Der Mann, der viele Generationen später an einem sonnigen Septembertag den russischen General zitiert, ist klein, er trägt einen schwarzen Schnurrbart, seine Miene spiegelt Trotz und Triumph zugleich. »So haben es die Russen immer mit uns getrieben«, sagt Dschochar Dudajew: »Es ist beispiellos in der Weltgeschichte, dass ein zahlenmäßig kleines Volk so offen, so zynisch durch einen so großen Nachbarstaat terrorisiert wird.« Er meint nicht nur die Zeit Jermolows, sondern die Gegenwart, das Jahr 1994. Dschochar Dudajew, der zu Sowjetzeiten Kommandeur einer in Estland stationierten strategischen Bomberdivision war, ist in diesem Herbst fast drei Jahre Präsident der Tschetschenischen Republik, die im September 1991 ihre Unabhängigkeit ausgerufen hat. 50 Jahre ist er alt, ein kluger, ein tollkühner, ein fanatischer Mann.

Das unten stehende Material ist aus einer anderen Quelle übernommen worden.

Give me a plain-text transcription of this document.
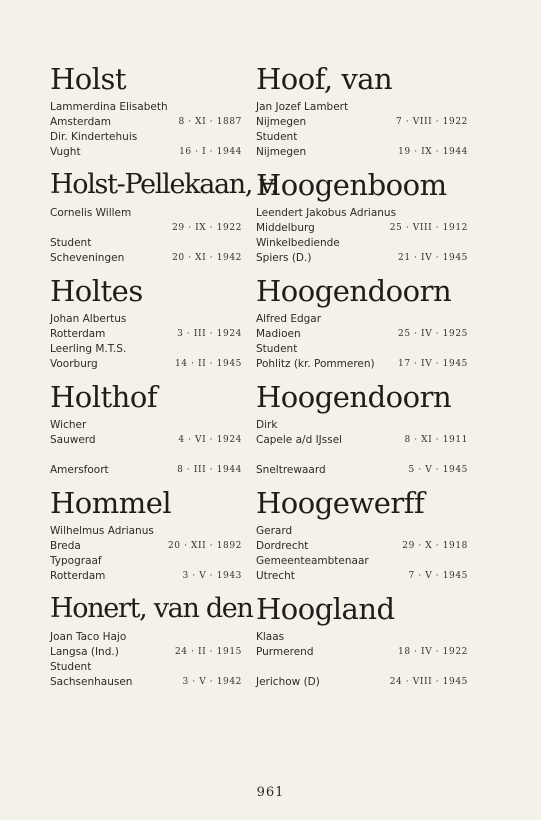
Holst
Lammerdina Elisabeth
Amsterdam	8 · XI · 1887
Dir. Kindertehuis
Vught	16 · I · 1944
Holst-Pellekaan, v.
Cornelis Willem
29 · IX · 1922
Student
Scheveningen	20 · XI · 1942
Holtes
Johan Albertus
Rotterdam	3 · III · 1924
Leerling M.T.S.
Voorburg	14 · II · 1945
Holthof
Wicher
Sauwerd	4 · VI · 1924
Amersfoort	8 · III · 1944
Hommel
Wilhelmus Adrianus
Breda	20 · XII · 1892
Typograaf
Rotterdam	3 · V · 1943
Honert, van den
Joan Taco Hajo
Langsa (Ind.)	24 · II · 1915
Student
Sachsenhausen	3 · V · 1942
Hoof, van
Jan Jozef Lambert
Nijmegen	7 · VIII · 1922
Student
Nijmegen	19 · IX · 1944
Hoogenboom
Leendert Jakobus Adrianus
Middelburg	25 · VIII · 1912
Winkelbediende
Spiers (D.)	21 · IV · 1945
Hoogendoorn
Alfred Edgar
Madioen	25 · IV · 1925
Student
Pohlitz (kr. Pommeren)	17 · IV · 1945
Hoogendoorn
Dirk
Capele a/d IJssel	8 · XI · 1911
Sneltrewaard	5 · V · 1945
Hoogewerff
Gerard
Dordrecht	29 · X · 1918
Gemeenteambtenaar
Utrecht	7 · V · 1945
Hoogland
Klaas
Purmerend	18 · IV · 1922
Jerichow (D)	24 · VIII · 1945
961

Er hat das Zitat aus aktuellem Anlass bemüht. Von Moskau gesteuerte Dudajew-Gegner innerhalb Tschetscheniens versuchen seit Wochen, den Präsidenten zu stürzen – weil der die Aufforderung des russischen Staatschefs Boris Jelzin an die Teilrepubliken des früheren Sowjetrussland allzu wörtlich auffasste. »Nehmt euch so viel Souveränität, wie ihr schlucken könnt!«, hatte Jelzin gesagt, damals, während des Machtkampfes mit seinem Rivalen Michail Gorbatschow, vor vier Jahren war das. Jetzt, da Jelzin selbst im Kreml sitzt, will er davon nichts mehr wissen. An diesem Tag, an dem Dudajew im achten Stock seines mächtigen Präsidentenpalastes in Grosny den SPIEGEL empfängt, ahnt er noch nicht, dass russische Truppen dieses Haus in wenigen Monaten mit ihren Bomben von der Erde tilgen werden.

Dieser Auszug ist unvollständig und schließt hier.